I have seen the health that has come from this conversation. As I look
at our current definition, in some ways, it appears to be a three-legged stool trying
to stand with a leg missing.
If you had a friend who had served God and who was about to
die by execution, – a beheading to be precise, what would you tell them as they
waited to die? What words would you use to assure them they had not served in
vain or invested in the wrong things? In other words, what would you tell them
so they could die in peace?
John the Baptist was in such a predicament. He was arrested for telling a political
figure that his lifestyle was perverted.
As he waited in prison he began to doubt. He was sensing his days were numbered so he
sent a delegation to Jesus to ask him if he was the One.
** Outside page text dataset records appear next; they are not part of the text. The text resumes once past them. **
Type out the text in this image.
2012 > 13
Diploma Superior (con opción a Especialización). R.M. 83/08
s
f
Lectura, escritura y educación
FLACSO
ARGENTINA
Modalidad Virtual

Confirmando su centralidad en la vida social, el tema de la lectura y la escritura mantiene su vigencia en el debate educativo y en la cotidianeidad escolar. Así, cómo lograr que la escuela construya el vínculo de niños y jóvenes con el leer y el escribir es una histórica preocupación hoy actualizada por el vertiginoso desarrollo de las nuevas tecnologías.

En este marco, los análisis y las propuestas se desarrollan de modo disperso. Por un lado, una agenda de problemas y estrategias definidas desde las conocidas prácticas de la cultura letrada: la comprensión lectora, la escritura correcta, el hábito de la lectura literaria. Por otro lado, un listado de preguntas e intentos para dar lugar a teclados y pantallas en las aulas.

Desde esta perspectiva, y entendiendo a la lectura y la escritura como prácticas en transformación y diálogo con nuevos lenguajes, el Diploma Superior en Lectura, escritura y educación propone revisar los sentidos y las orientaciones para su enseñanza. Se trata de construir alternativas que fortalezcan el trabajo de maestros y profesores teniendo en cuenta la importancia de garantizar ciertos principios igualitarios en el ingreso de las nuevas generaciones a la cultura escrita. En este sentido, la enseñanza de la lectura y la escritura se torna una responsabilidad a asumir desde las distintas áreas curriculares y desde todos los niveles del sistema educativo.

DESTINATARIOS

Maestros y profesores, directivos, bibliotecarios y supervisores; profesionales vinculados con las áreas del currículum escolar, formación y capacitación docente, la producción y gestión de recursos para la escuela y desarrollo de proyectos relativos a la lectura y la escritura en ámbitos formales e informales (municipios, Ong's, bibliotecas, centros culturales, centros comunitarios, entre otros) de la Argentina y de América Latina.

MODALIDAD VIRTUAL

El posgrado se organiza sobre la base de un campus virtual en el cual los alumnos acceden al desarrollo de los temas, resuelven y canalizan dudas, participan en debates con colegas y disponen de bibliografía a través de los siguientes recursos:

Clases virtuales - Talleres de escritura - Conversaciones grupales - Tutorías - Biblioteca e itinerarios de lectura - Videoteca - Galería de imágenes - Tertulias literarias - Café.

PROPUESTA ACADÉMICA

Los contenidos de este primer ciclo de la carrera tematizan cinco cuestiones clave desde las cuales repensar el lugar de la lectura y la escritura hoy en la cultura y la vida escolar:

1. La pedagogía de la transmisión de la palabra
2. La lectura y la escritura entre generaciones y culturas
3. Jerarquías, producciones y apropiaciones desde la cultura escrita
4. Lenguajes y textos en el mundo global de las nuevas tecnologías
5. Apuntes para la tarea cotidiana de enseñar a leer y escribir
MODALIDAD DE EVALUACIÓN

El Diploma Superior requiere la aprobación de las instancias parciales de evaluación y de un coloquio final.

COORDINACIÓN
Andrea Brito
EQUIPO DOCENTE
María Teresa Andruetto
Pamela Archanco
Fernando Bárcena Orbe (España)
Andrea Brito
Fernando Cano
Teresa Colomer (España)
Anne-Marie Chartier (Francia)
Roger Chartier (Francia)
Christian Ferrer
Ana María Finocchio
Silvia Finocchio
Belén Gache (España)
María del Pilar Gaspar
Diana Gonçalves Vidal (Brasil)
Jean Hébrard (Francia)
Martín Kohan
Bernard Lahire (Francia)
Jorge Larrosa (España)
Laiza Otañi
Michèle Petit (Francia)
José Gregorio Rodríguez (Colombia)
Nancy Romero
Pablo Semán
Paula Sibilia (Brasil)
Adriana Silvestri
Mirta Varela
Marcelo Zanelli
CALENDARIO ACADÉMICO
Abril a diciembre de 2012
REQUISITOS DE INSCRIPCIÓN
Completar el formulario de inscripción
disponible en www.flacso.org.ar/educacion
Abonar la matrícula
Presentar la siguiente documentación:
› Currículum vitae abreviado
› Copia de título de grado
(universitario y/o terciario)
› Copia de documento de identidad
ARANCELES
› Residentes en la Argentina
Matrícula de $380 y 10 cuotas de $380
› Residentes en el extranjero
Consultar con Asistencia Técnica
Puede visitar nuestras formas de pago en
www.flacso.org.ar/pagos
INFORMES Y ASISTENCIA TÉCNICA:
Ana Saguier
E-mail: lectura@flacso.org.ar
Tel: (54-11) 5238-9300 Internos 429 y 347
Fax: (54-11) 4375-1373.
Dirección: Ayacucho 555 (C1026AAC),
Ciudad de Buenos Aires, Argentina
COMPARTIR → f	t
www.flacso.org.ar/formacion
Jesus sent back a profound answer,
“Go back to John and tell him what you have
heard and seen – the blind see, the lame walk, the lepers are
cured, the deaf hear, the dead are raised to life, and the Good News is being
preached to the poor.” (Matthew 11: 4-5)
Of all the
information Jesus could have sent back to John, so John could die in peace –
this was it. He didn’t include in his
message a statement of things that could be done in human power and strength –
good things like painting houses, raking leaves in your neighborhood or doing
oil changes for single moms in the church parking lot. Jesus sent back a functioning definition of a
Spirit-empowered Church living in culture.
As I look at the
early disciples, and the Church birthed on the Day of Pentecost, I see a
missional church that was a supernatural cohort embedded in culture making God
known in any and every way possible – good works and the supernatural included.
If you are reading
this and you serve in the Church, I don’t mean to step on your toes. I write this to simply have each of us
revisit our definition of what it means to be missional and make sure it
includes something of the supernatural dimension that Jesus shared with John
along with all the other wonderful works we do in his name. These elements work together, not in
exclusion of each other.
If we don’t revisit
and expand our current definition of missional to include something
supernatural, we will end up producing a ministry of good works that our local
service club could do without Jesus and that would not be a message that would
have brought John much peace as he waited in prison.